Wednesday, May 14, 2014

Seafood - a love story

Like most Minnesotan kids with access to a lake cabin (so - most Minnesotan kids), my first exposure to fresh fish was the sunnies my dad would catch off the dock.  In the 1980s, when I was a wee bespectacled lass who spent many a weekend at (in) the lake with my brother and cousins, scenic Pipe Lake in Wisconsin was rife with the little buggers!  Dad would catch a bunch, gut them, and take them home to Mom who lovingly dredged them in seasoned flour and pan fried the shit out of them.  Lip smacking good!  She'd serve the tasty filets up with homemade American fries, which I cannot stand to this day.  The only thing about them that reflects America is that we like to eat greasy crap.  But I digress.

When I was older and living on my own, my mom taught me the easiest "grown up" dish ever - broiled salmon with butter and dill.  It's so simple that even I've never screwed it up, and I'm the girl who once smoked out her apartment when an unattended nacho platter decided to burst into flames.  The only improvements I've made on it over the years are grilling it (duuuuuuuh) and more recently, adding some fresh lemon.  It's so good that the only time I've ever ordered it in a restaurant was at Three Fish, because I just can't replicate the portobello salsa on top.  Blast!

Something ridiculous I also won't get at a restaurant is shrimp cocktail.  For years at family gatherings, Mom has provided, amongst other things (EVERYthing), a big bag of shrimp from Cub and generic cocktail sauce, which I deem inedible until I doctor it up with a searing dollop of fresh horseradish.  I'm not generally a fan of spicy food (ha ha oh you wimpy Minnesotans and your ketchup LOLZ CRAM IT), but cocktail sauce needs a good zing.  My father claimed I made it so hot one time it singed his nostril hair, and that man can take the heat.  He eats jalapenos for fun.  He once had some chili that was so hot he went on a spiritual journey with a coyote that sounded like Johnny Cash.  Or was that Homer Simpson?

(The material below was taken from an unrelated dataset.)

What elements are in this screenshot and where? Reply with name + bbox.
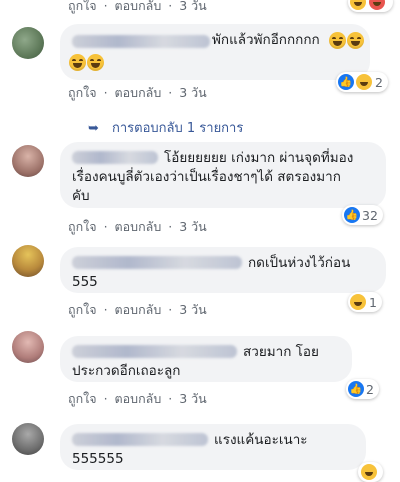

One fun thing we have been doing when eating out is ordering food we never thought we'd want to try.  We went to Meritage recently with my brother and sister-in-law and demolished a plate of oysters.  I'd never wanted to sample them before because I didn't understand the point of ordering something you just swallow.  How do you taste it, unless you have taste buds in the back of your throat and are a freak of nature?  Once Cara informed us that it was now acceptable to chew them?  Gamechanger.  They were briny and delicious and I just now realized I sat down to a platter of supposed aphrodisiacs with my little brother and I feel like that's wrong somehow.

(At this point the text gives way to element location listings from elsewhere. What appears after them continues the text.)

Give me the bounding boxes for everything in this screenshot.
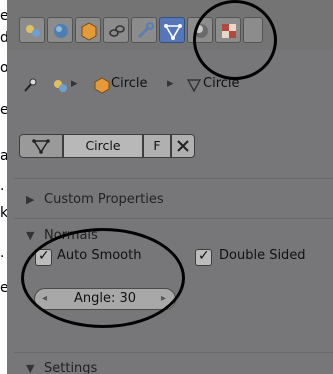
section-label: Settings [44, 361, 98, 374]
render-icon [26, 25, 40, 37]
collapse-triangle-icon: ▼ [26, 229, 35, 242]
render-tab[interactable] [19, 17, 45, 43]
mesh-data-tab[interactable] [159, 17, 185, 43]
mesh-name-field[interactable]: Circle [63, 134, 143, 158]
object-cube-icon [94, 77, 110, 94]
mesh-data-icon [186, 79, 202, 93]
browse-mesh-button[interactable] [19, 134, 63, 158]
scene-icon [54, 80, 67, 92]
fake-user-button[interactable]: F [143, 134, 171, 158]
collapse-triangle-icon: ▼ [26, 362, 35, 374]
object-tab[interactable] [75, 17, 101, 43]
section-label: Custom Properties [44, 192, 164, 207]
world-icon [54, 24, 68, 38]
mesh-browse-icon [32, 139, 50, 154]
double-sided-checkbox[interactable]: ✓ [195, 248, 212, 266]
unlink-button[interactable] [171, 134, 195, 158]
annotation-circle-normals [21, 228, 185, 328]
modifiers-tab[interactable] [131, 17, 157, 43]
expand-triangle-icon: ▶ [26, 193, 35, 206]
close-icon [177, 140, 189, 152]
divider [14, 352, 333, 353]
constraints-tab[interactable] [103, 17, 129, 43]
breadcrumb-object-name[interactable]: Circle [111, 76, 148, 91]
doc-text-line: . [0, 245, 5, 261]
double-sided-label[interactable]: Double Sided [219, 248, 306, 263]
chevron-right-icon: ▸ [167, 76, 174, 91]
properties-tab-strip [7, 0, 333, 50]
doc-text-line: . [0, 178, 5, 194]
chevron-right-icon: ▸ [71, 76, 78, 91]
world-tab[interactable] [47, 17, 73, 43]
object-icon [81, 22, 97, 41]
pin-icon[interactable] [21, 76, 39, 94]
custom-properties-header[interactable]: ▶ Custom Properties [14, 187, 333, 213]
divider [14, 218, 333, 219]
settings-header[interactable]: ▼ Settings [14, 356, 333, 374]
wrench-icon [137, 22, 154, 39]
checkmark-icon: ✓ [198, 248, 210, 264]
divider [14, 178, 333, 179]
mesh-triangle-icon [164, 24, 182, 40]
annotation-circle-mesh-tab [193, 0, 277, 80]
link-icon [109, 25, 125, 37]
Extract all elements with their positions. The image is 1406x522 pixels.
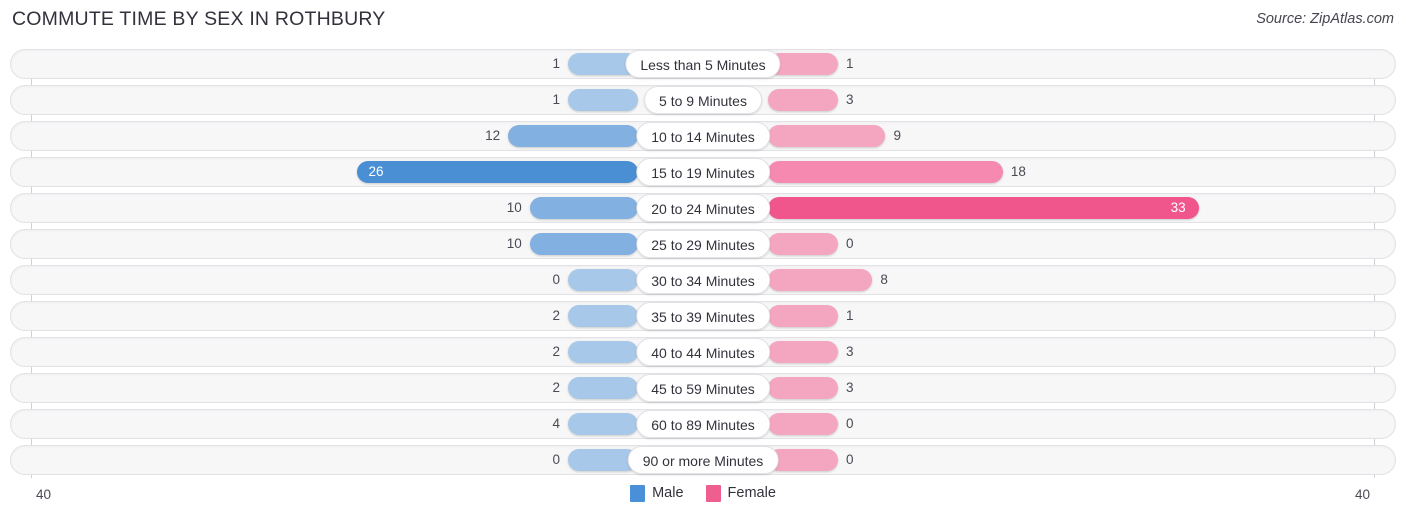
legend-item-male[interactable]: Male	[630, 485, 684, 502]
category-label: 60 to 89 Minutes	[636, 410, 770, 438]
chart-footer: 40 40 Male Female	[0, 478, 1406, 522]
female-value-label: 3	[846, 92, 854, 107]
bar-row: 10 0 25 to 29 Minutes	[0, 229, 1406, 259]
source-attribution: Source: ZipAtlas.com	[1256, 11, 1394, 27]
category-label: 40 to 44 Minutes	[636, 338, 770, 366]
category-label: 5 to 9 Minutes	[644, 86, 762, 114]
male-value-label: 1	[552, 92, 560, 107]
chart-legend: Male Female	[0, 485, 1406, 502]
female-bar[interactable]	[768, 413, 838, 435]
bar-row: 0 8 30 to 34 Minutes	[0, 265, 1406, 295]
female-bar[interactable]	[768, 305, 838, 327]
female-value-label: 0	[846, 416, 854, 431]
bar-row: 0 0 90 or more Minutes	[0, 445, 1406, 475]
category-label: 35 to 39 Minutes	[636, 302, 770, 330]
male-value-label: 10	[506, 200, 522, 215]
male-bar[interactable]	[568, 413, 638, 435]
male-bar[interactable]	[356, 161, 638, 183]
legend-label: Male	[652, 485, 684, 501]
male-bar[interactable]	[508, 125, 638, 147]
female-bar[interactable]	[768, 89, 838, 111]
male-value-label: 2	[552, 380, 560, 395]
category-label: 90 or more Minutes	[627, 446, 779, 474]
male-value-label: 10	[506, 236, 522, 251]
female-bar[interactable]	[768, 125, 886, 147]
page-title: COMMUTE TIME BY SEX IN ROTHBURY	[12, 8, 386, 30]
category-label: Less than 5 Minutes	[625, 50, 781, 78]
male-bar[interactable]	[529, 233, 638, 255]
female-value-label: 0	[846, 452, 854, 467]
bar-row: 10 33 20 to 24 Minutes	[0, 193, 1406, 223]
category-label: 15 to 19 Minutes	[636, 158, 770, 186]
bar-row: 12 9 10 to 14 Minutes	[0, 121, 1406, 151]
male-value-label: 1	[552, 56, 560, 71]
male-bar[interactable]	[568, 341, 638, 363]
female-value-label: 3	[846, 380, 854, 395]
bar-row: 1 3 5 to 9 Minutes	[0, 85, 1406, 115]
female-bar[interactable]	[768, 449, 838, 471]
female-value-label: 1	[846, 308, 854, 323]
bar-row-list: 1 1 Less than 5 Minutes 1 3 5 to 9 Minutes 12 9…	[0, 49, 1406, 481]
bar-row: 4 0 60 to 89 Minutes	[0, 409, 1406, 439]
female-value-label: 33	[1170, 200, 1186, 215]
bar-row: 1 1 Less than 5 Minutes	[0, 49, 1406, 79]
female-bar[interactable]	[768, 269, 873, 291]
male-value-label: 0	[552, 452, 560, 467]
male-value-label: 26	[368, 164, 384, 179]
category-label: 20 to 24 Minutes	[636, 194, 770, 222]
legend-swatch-icon	[705, 485, 721, 502]
male-value-label: 0	[552, 272, 560, 287]
female-value-label: 18	[1010, 164, 1026, 179]
legend-swatch-icon	[630, 485, 646, 502]
category-label: 30 to 34 Minutes	[636, 266, 770, 294]
female-value-label: 3	[846, 344, 854, 359]
female-bar[interactable]	[768, 197, 1199, 219]
male-bar[interactable]	[568, 269, 638, 291]
female-bar[interactable]	[768, 161, 1003, 183]
bar-row: 2 1 35 to 39 Minutes	[0, 301, 1406, 331]
male-value-label: 2	[552, 308, 560, 323]
male-value-label: 2	[552, 344, 560, 359]
female-bar[interactable]	[768, 341, 838, 363]
male-value-label: 4	[552, 416, 560, 431]
female-value-label: 9	[893, 128, 901, 143]
legend-item-female[interactable]: Female	[705, 485, 776, 502]
legend-label: Female	[727, 485, 776, 501]
category-label: 45 to 59 Minutes	[636, 374, 770, 402]
male-bar[interactable]	[568, 305, 638, 327]
bar-row: 2 3 45 to 59 Minutes	[0, 373, 1406, 403]
male-bar[interactable]	[529, 197, 638, 219]
female-value-label: 8	[880, 272, 888, 287]
category-label: 25 to 29 Minutes	[636, 230, 770, 258]
female-bar[interactable]	[768, 377, 838, 399]
male-bar[interactable]	[568, 377, 638, 399]
male-value-label: 12	[485, 128, 501, 143]
category-label: 10 to 14 Minutes	[636, 122, 770, 150]
female-value-label: 1	[846, 56, 854, 71]
chart-plot-area: 1 1 Less than 5 Minutes 1 3 5 to 9 Minutes 12 9…	[0, 42, 1406, 478]
chart-header: COMMUTE TIME BY SEX IN ROTHBURY Source: …	[0, 0, 1406, 42]
bar-row: 2 3 40 to 44 Minutes	[0, 337, 1406, 367]
bar-row: 26 18 15 to 19 Minutes	[0, 157, 1406, 187]
female-value-label: 0	[846, 236, 854, 251]
female-bar[interactable]	[768, 233, 838, 255]
male-bar[interactable]	[568, 89, 638, 111]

Apparently my bivalve craving has stuck with me, as recently Noah treated me to a night at our favorite Northeast restaurant, Erte, so that I could have the bouillabaisse.  Normally when we go there after work, it's because I had a bad day and am craving comfort food, by which I mean a nice French martini.  Lately, more due to the rainy weather leaving us unable to grill, we've been having dinner there as well.  The bouillabaisse is a cavernous bowl of mussels, clams, giant shrimp (oxymoron alert!), and fish.  I didn't think I liked clams, but it turns out the clams in the chowder at Red Lobster are not so much a high of quality as the little beauties still in their shells, soaking up a delectable saffron and tomato broth.  Word to the wise, this is not a dish if you're a messy eater who still has their dignity intact.  Being that mine is long gone, I counted no fewer than four broth stains on my person after that meal and wore them like badges of honor all the way home.